Bridget! No update from you??? (I looked!) Thanks for the visit, girlfriend.

Kind of an off night last night. h woke up yesterday irked with me. I guess he didn't sleep well and said I was stealing the covers and he was cold. Definitely contributed to the wrong side of the bed syndrome. He had a quiet day at home and when I got home from work we went for a walk. It was a beautiful night, the walk was great, but he was still perturbed.

When we got home I neglected to take my shoes off so he got irked about that, too. He elaborated a bit on how irked he was about the covers thing and the tracking dirt thing. Frankly, it was humbling to be on the other side of his bad mood/anger. It's easy for me to say "just detach!" or "don't take it personally!" when I post to others but h's anger is so far between now that when it comes back it's startling.

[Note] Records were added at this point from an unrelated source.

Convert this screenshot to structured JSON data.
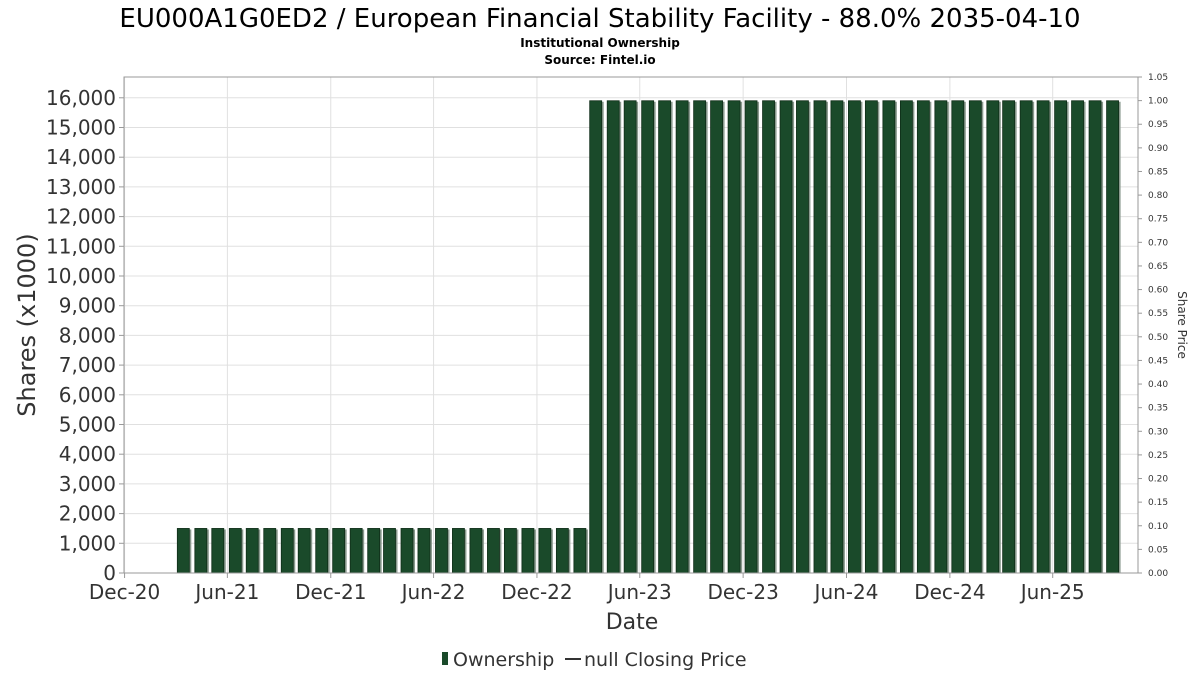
{
  "chart_data": {
    "type": "bar",
    "title": "EU000A1G0ED2 / European Financial Stability Facility - 88.0% 2035-04-10",
    "subtitle": "Institutional Ownership",
    "source": "Source: Fintel.io",
    "xlabel": "Date",
    "ylabel": "Shares (x1000)",
    "y2label": "Share Price",
    "ylim": [
      0,
      16700
    ],
    "y2lim": [
      0,
      1.05
    ],
    "xlim": [
      "2020-11-30",
      "2025-10-30"
    ],
    "x_tick_labels": [
      {
        "date": "2020-12-01",
        "label": "Dec-20"
      },
      {
        "date": "2021-06-01",
        "label": "Jun-21"
      },
      {
        "date": "2021-12-01",
        "label": "Dec-21"
      },
      {
        "date": "2022-06-01",
        "label": "Jun-22"
      },
      {
        "date": "2022-12-01",
        "label": "Dec-22"
      },
      {
        "date": "2023-06-01",
        "label": "Jun-23"
      },
      {
        "date": "2023-12-01",
        "label": "Dec-23"
      },
      {
        "date": "2024-06-01",
        "label": "Jun-24"
      },
      {
        "date": "2024-12-01",
        "label": "Dec-24"
      },
      {
        "date": "2025-06-01",
        "label": "Jun-25"
      }
    ],
    "y_tick_labels": [
      "0",
      "1,000",
      "2,000",
      "3,000",
      "4,000",
      "5,000",
      "6,000",
      "7,000",
      "8,000",
      "9,000",
      "10,000",
      "11,000",
      "12,000",
      "13,000",
      "14,000",
      "15,000",
      "16,000"
    ],
    "y2_tick_labels": [
      "0.00",
      "0.05",
      "0.10",
      "0.15",
      "0.20",
      "0.25",
      "0.30",
      "0.35",
      "0.40",
      "0.45",
      "0.50",
      "0.55",
      "0.60",
      "0.65",
      "0.70",
      "0.75",
      "0.80",
      "0.85",
      "0.90",
      "0.95",
      "1.00",
      "1.05"
    ],
    "grid": true,
    "legend_position": "bottom",
    "series": [
      {
        "name": "Ownership",
        "color": "#1a4a2a",
        "values": [
          {
            "date": "2021-03-15",
            "value": 1500
          },
          {
            "date": "2021-04-15",
            "value": 1500
          },
          {
            "date": "2021-05-15",
            "value": 1500
          },
          {
            "date": "2021-06-15",
            "value": 1500
          },
          {
            "date": "2021-07-15",
            "value": 1500
          },
          {
            "date": "2021-08-15",
            "value": 1500
          },
          {
            "date": "2021-09-15",
            "value": 1500
          },
          {
            "date": "2021-10-15",
            "value": 1500
          },
          {
            "date": "2021-11-15",
            "value": 1500
          },
          {
            "date": "2021-12-15",
            "value": 1500
          },
          {
            "date": "2022-01-15",
            "value": 1500
          },
          {
            "date": "2022-02-15",
            "value": 1500
          },
          {
            "date": "2022-03-15",
            "value": 1500
          },
          {
            "date": "2022-04-15",
            "value": 1500
          },
          {
            "date": "2022-05-15",
            "value": 1500
          },
          {
            "date": "2022-06-15",
            "value": 1500
          },
          {
            "date": "2022-07-15",
            "value": 1500
          },
          {
            "date": "2022-08-15",
            "value": 1500
          },
          {
            "date": "2022-09-15",
            "value": 1500
          },
          {
            "date": "2022-10-15",
            "value": 1500
          },
          {
            "date": "2022-11-15",
            "value": 1500
          },
          {
            "date": "2022-12-15",
            "value": 1500
          },
          {
            "date": "2023-01-15",
            "value": 1500
          },
          {
            "date": "2023-02-15",
            "value": 1500
          },
          {
            "date": "2023-03-15",
            "value": 15900
          },
          {
            "date": "2023-04-15",
            "value": 15900
          },
          {
            "date": "2023-05-15",
            "value": 15900
          },
          {
            "date": "2023-06-15",
            "value": 15900
          },
          {
            "date": "2023-07-15",
            "value": 15900
          },
          {
            "date": "2023-08-15",
            "value": 15900
          },
          {
            "date": "2023-09-15",
            "value": 15900
          },
          {
            "date": "2023-10-15",
            "value": 15900
          },
          {
            "date": "2023-11-15",
            "value": 15900
          },
          {
            "date": "2023-12-15",
            "value": 15900
          },
          {
            "date": "2024-01-15",
            "value": 15900
          },
          {
            "date": "2024-02-15",
            "value": 15900
          },
          {
            "date": "2024-03-15",
            "value": 15900
          },
          {
            "date": "2024-04-15",
            "value": 15900
          },
          {
            "date": "2024-05-15",
            "value": 15900
          },
          {
            "date": "2024-06-15",
            "value": 15900
          },
          {
            "date": "2024-07-15",
            "value": 15900
          },
          {
            "date": "2024-08-15",
            "value": 15900
          },
          {
            "date": "2024-09-15",
            "value": 15900
          },
          {
            "date": "2024-10-15",
            "value": 15900
          },
          {
            "date": "2024-11-15",
            "value": 15900
          },
          {
            "date": "2024-12-15",
            "value": 15900
          },
          {
            "date": "2025-01-15",
            "value": 15900
          },
          {
            "date": "2025-02-15",
            "value": 15900
          },
          {
            "date": "2025-03-15",
            "value": 15900
          },
          {
            "date": "2025-04-15",
            "value": 15900
          },
          {
            "date": "2025-05-15",
            "value": 15900
          },
          {
            "date": "2025-06-15",
            "value": 15900
          },
          {
            "date": "2025-07-15",
            "value": 15900
          },
          {
            "date": "2025-08-15",
            "value": 15900
          },
          {
            "date": "2025-09-15",
            "value": 15900
          }
        ]
      },
      {
        "name": "null Closing Price",
        "color": "#333333",
        "values": []
      }
    ]
  }
}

Anyway, I did detach and I didn't take it personally . I probably talked too much but in a lighthearted non-threatened way. He apologized a few times. He said "I shouldn't bring this stuff up with you when I still do annoying things" (to which I responded "Honey, you don't have to be perfect yourself in order to raise concerns with me!") and later he mused aloud "why didn't you start bringing up my faults during the conversation?" (to which I replied "Honey, we were talking about issues that you were upset about. What does that have to do with your quirks? It's not a competition!")

This morning he woke up and gave me a few hugs and thanked me for being so sensitive to his feelings. (And, I'll note, I did NOT steal any covers last night!).

He's got a lot on his plate right now and perhaps he's also yearning for some alone time after the long weekend of closeness...I'm cool with that...I've got things to do, too . I do wish, though, if that's it, that it could come wrapped in a different package...the anger and "you always" and "you never" and "I've given up thinking THAT will change" reminds me too much of THEN.

Sage


Relax. Appreciate. Be calm. Laugh. Enjoy. Be secure. Be loving. Be loved. Don't personalize. Don't ASSume. Accept. Be grateful.